„The brutality was immense“

Am 25. 06. 2009 findet an der Heinrich-Heine-Universtität Düsseldorf eine Tagung zum Thema „Folter und Zukunft“ statt. Denis Goldberg, langjähriger Weggefährte Nelson Mandelas, berichtet von seinen Erfahrungen mit der Unmenschlichkeit.

Als ich den Hörsaal vor Beginn der Veranstaltung betrete, ist kaum jemand da. Zwei Männer in Anzügen diskutieren vor dem Podium. Ein Kommilitone sitzt verloren in der mittleren Reihe des Auditoriums. Ich grüße ihn, setze mich daneben und frage verwundert, wo denn all die Leute bleiben. Der heutige Gast hat schließlich einiges zum Thema „Folter und Zukunft“ zu sagen. 22 Jahre verbrachte Denis Goldberg als politischer Häftling im Zentralgefängnis von Pretoria. Das Apartheidsregime Südafrikas trennte den weißen Bürgerrechtler von Nelson Mandela und anderen schwarzen Weggefährten, die auf der Gefängnisinsel Robben inhaftiert waren.
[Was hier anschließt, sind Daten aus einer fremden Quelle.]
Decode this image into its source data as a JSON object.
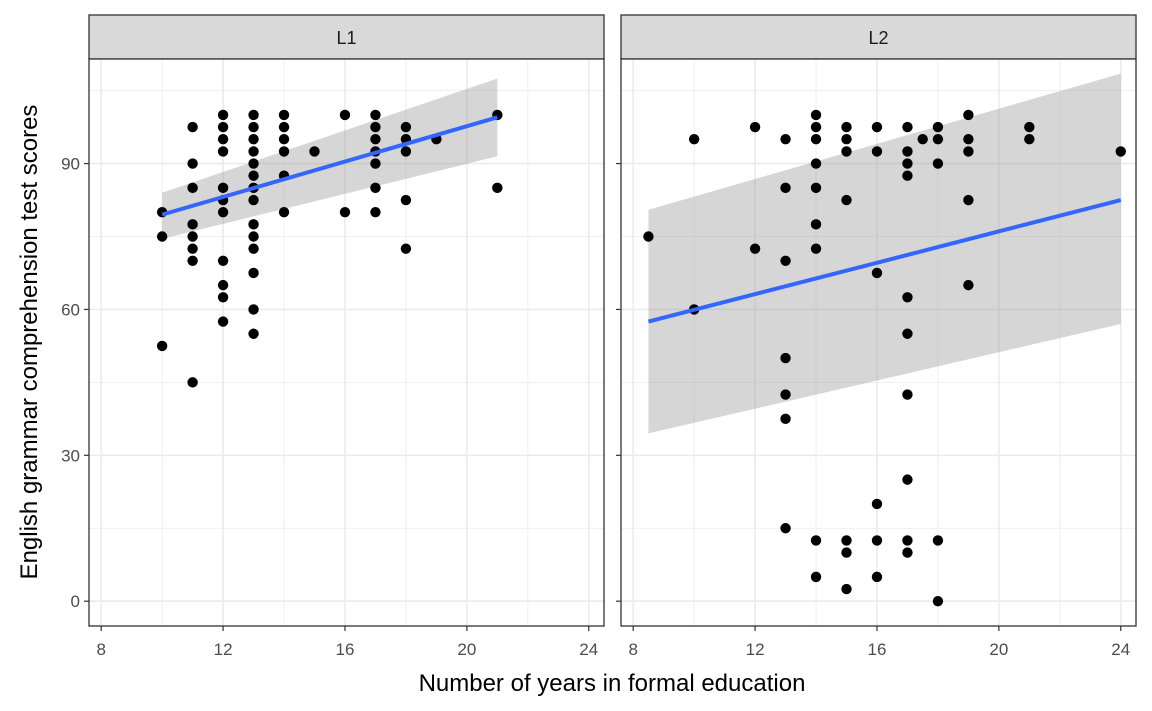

Apartheid ist die politisch verordnete Trennung und systematische Diskriminierung von Staatsbürgern nach „rassischen“ Kriterien. Beinahe fünf Jahrzehnte bestimmte sie das Leben und das Leid der Mehrheit der Bevölkerung, die nicht zur herrschenden „Rasse der Weißen“ zählte oder sich gegen die Unterdrücker auflehnte. Denis Goldberg erfuhr in dieser Zeit am eigenen Leib, was es heißt, sich gegen ein Unrechtsregime zur Wehr zu setzen.
Die Menschenrechte zu respektieren bedeutet auch, Folter zu verhindern.
Langsam füllt sich der Saal. Als auch der Gast aus Südafrika den Raum betritt, wirkt er humorvoll und aufgeschlossen. Er stellt sich in lockerer Pose seinen Zuhörern vor. Im Laufe seines Berichts allerdings weicht die Lockerheit aus Goldbergs Zügen. Er sah den Lauf eines Revolvers auf sich gerichtet und Finger mit dem Abzug spielen. Es hieß, er könne reden, was er wolle. Am Ende werde er sowieso sterben.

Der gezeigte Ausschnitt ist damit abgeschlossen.